Naresh kembali mengambil beberapa lembar kertas yang menampilkan anatomi tubuh beserta coret-coretannya.
“Saya mempelajari semuanya hampir 4 tahun lebih, dan yang saya dapatkan ini...”
Disitu Naresh menunjukkan tulisan merah besar...
PEMBUNUHAN BERENCANA
“Hah... pe-pembunuhan... dok, kok... bisa jadi gini...?”
“Inget gak waktu kamu mukulin saya sampe saya pingsan?”
Aisyah mengangguk cepat, “I-Iya.”
“Itu saya lagi berusaha mencuri kode akses rekam medis Mama saya yang ada di web rumah sakit, karena kode aksesnya cuman bisa di akses oleh Papa tiri saya.” “Disitu gak cuman ada rekam medis, dari riwayat hidupnya sampai surat wasiat Mama saya yang tersembunyi ada di situ semua dan... Dokter Rangga dengan gegabah mencuri semuanya dari saya.”

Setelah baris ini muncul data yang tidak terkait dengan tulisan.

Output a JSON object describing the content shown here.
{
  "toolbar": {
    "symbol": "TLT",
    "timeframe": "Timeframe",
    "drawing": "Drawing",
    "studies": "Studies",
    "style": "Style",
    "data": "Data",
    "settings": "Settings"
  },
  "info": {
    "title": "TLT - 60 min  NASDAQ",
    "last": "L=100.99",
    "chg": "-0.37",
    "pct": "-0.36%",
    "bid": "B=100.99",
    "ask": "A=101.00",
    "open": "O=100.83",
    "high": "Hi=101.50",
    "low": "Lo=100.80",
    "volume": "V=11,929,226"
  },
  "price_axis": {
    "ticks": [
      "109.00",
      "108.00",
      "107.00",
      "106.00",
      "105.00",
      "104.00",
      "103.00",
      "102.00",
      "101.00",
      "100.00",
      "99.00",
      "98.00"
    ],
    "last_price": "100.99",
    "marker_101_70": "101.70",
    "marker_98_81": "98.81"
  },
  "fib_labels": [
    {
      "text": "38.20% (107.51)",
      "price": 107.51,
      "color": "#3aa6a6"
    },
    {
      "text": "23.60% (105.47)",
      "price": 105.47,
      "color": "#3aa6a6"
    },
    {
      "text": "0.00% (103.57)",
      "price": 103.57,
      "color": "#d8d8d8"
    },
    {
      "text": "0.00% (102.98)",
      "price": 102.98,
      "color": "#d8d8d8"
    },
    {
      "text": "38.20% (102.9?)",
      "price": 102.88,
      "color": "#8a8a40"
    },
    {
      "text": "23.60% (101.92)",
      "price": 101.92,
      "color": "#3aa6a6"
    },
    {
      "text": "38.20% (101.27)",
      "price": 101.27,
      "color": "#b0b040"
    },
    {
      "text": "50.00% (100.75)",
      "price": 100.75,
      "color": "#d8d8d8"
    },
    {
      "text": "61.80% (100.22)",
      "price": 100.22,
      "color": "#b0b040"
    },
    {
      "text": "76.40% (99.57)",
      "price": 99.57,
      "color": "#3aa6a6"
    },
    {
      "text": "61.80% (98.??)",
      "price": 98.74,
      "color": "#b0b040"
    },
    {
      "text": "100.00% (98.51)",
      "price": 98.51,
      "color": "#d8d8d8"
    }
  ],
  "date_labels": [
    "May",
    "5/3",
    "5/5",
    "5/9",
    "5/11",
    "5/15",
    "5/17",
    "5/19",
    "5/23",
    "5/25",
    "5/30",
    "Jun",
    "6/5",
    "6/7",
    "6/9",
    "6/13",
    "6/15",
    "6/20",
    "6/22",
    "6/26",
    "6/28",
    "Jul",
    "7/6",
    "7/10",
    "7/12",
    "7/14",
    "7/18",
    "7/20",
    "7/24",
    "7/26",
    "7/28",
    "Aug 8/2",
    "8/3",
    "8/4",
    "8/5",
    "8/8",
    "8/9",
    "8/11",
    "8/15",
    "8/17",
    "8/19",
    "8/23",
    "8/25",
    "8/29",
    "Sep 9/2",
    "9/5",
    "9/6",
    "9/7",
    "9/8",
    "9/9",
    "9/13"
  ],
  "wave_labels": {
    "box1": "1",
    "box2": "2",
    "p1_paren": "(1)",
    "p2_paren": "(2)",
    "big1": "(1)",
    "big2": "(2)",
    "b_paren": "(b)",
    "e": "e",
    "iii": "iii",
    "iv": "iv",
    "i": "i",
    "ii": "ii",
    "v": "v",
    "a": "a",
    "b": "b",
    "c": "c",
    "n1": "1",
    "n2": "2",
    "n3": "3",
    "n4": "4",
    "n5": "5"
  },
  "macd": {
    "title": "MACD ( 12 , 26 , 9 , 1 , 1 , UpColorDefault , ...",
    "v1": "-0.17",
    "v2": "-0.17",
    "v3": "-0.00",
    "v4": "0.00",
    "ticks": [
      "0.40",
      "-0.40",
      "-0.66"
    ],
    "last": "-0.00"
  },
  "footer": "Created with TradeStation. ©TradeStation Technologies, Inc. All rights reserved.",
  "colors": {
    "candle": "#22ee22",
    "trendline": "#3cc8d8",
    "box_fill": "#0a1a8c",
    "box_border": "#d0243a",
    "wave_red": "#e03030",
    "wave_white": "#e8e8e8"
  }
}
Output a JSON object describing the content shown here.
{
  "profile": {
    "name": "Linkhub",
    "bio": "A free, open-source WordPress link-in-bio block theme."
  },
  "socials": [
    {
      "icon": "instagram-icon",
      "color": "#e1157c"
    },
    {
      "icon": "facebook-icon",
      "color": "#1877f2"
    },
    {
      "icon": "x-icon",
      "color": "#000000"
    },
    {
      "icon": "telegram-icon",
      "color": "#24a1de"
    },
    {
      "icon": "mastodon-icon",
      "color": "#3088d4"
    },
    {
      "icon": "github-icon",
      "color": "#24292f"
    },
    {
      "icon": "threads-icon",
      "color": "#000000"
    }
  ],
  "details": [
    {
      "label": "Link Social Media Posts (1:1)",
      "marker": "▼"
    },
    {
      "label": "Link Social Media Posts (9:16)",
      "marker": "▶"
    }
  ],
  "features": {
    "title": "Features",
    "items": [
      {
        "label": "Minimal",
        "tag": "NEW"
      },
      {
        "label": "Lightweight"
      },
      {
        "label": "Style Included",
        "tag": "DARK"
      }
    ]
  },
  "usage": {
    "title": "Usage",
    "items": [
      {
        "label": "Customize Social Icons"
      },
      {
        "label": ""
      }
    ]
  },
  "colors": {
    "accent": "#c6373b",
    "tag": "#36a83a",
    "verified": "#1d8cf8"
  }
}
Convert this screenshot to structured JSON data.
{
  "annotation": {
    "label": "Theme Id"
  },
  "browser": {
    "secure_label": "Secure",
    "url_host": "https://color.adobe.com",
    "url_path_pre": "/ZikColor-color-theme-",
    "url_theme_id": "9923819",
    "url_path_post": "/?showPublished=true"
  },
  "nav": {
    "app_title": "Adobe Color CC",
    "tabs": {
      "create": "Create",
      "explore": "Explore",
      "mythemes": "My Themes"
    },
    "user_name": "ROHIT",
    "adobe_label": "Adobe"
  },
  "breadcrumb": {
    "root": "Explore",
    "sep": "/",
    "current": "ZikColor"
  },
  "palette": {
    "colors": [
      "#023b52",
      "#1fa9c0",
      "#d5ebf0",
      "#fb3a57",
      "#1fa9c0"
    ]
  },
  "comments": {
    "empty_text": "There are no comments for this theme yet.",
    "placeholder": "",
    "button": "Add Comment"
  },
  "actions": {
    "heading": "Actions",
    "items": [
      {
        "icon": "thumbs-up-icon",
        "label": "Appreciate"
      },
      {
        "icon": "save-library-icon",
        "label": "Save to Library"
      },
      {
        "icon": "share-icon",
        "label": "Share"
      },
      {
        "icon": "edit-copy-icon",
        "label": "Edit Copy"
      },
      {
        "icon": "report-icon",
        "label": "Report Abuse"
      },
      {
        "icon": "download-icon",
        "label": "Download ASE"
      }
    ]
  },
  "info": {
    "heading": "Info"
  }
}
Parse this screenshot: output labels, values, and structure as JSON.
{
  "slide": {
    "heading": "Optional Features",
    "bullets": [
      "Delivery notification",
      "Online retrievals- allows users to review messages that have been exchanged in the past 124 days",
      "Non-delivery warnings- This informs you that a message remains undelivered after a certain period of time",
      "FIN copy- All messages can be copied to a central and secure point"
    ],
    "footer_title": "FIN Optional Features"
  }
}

Naresh menarik kursinya dan duduk di depan Aisyah, “Aisyah, saya butuh bantuan kamu. Jangan sampai abang kamu mendapat nasib yang tidak adil karena kejahatan yang diperbuat dia.” “Gak cuman nasib abang kamu, tapi nasib Anela, kedua anaknya dan orang-orang sekitarnya. Juga nasib saya dan almarhumah Mama saya yang harus mati secara tidak adil.” “Kalau kejahatan Papa tiri saya dibiarkan, semuanya bisa berbuntut panjang, Aisyah, banyak masa depan orang yang dia hancurkan hanya demi uang dan kekuasaan. Kita harus hentikan semuanya, Aisyah.”
Rasa takut yang mendominasi hatinya membuat bibir gadis itu kelu di tempat. Ia masih belum bisa percaya seratus persen dengan semua fakta yang di ungkapkan Naresh.
“Gini aja, Syah, saya tahu kamu masih belum bisa percaya ini semua tapi saya mohon sekali sama kamu. Jangan sampai pembicaraan kita bocor keluar, tolong, tahan diri kamu.”
“Saya tahu dok, saya gak seceroboh itu juga—”
“Bawa semua file-file ini dan tolong pahami sekali lagi. Saya benar-benar butuh bantuan kamu, Aisyah.”
Naresh menyeret file hijau dan tumpukkan kertasnya itu ke hadapan Aisyah, dengan kikuk tangan mungilnya terpaksa harus menerima kertas yang di percayakan Naresh kepadanya.
“Saya harap besok kamu sudah bisa ikut bekerjasama dengan saya.”
Kepala Aisyah tak bisa berhenti berputar.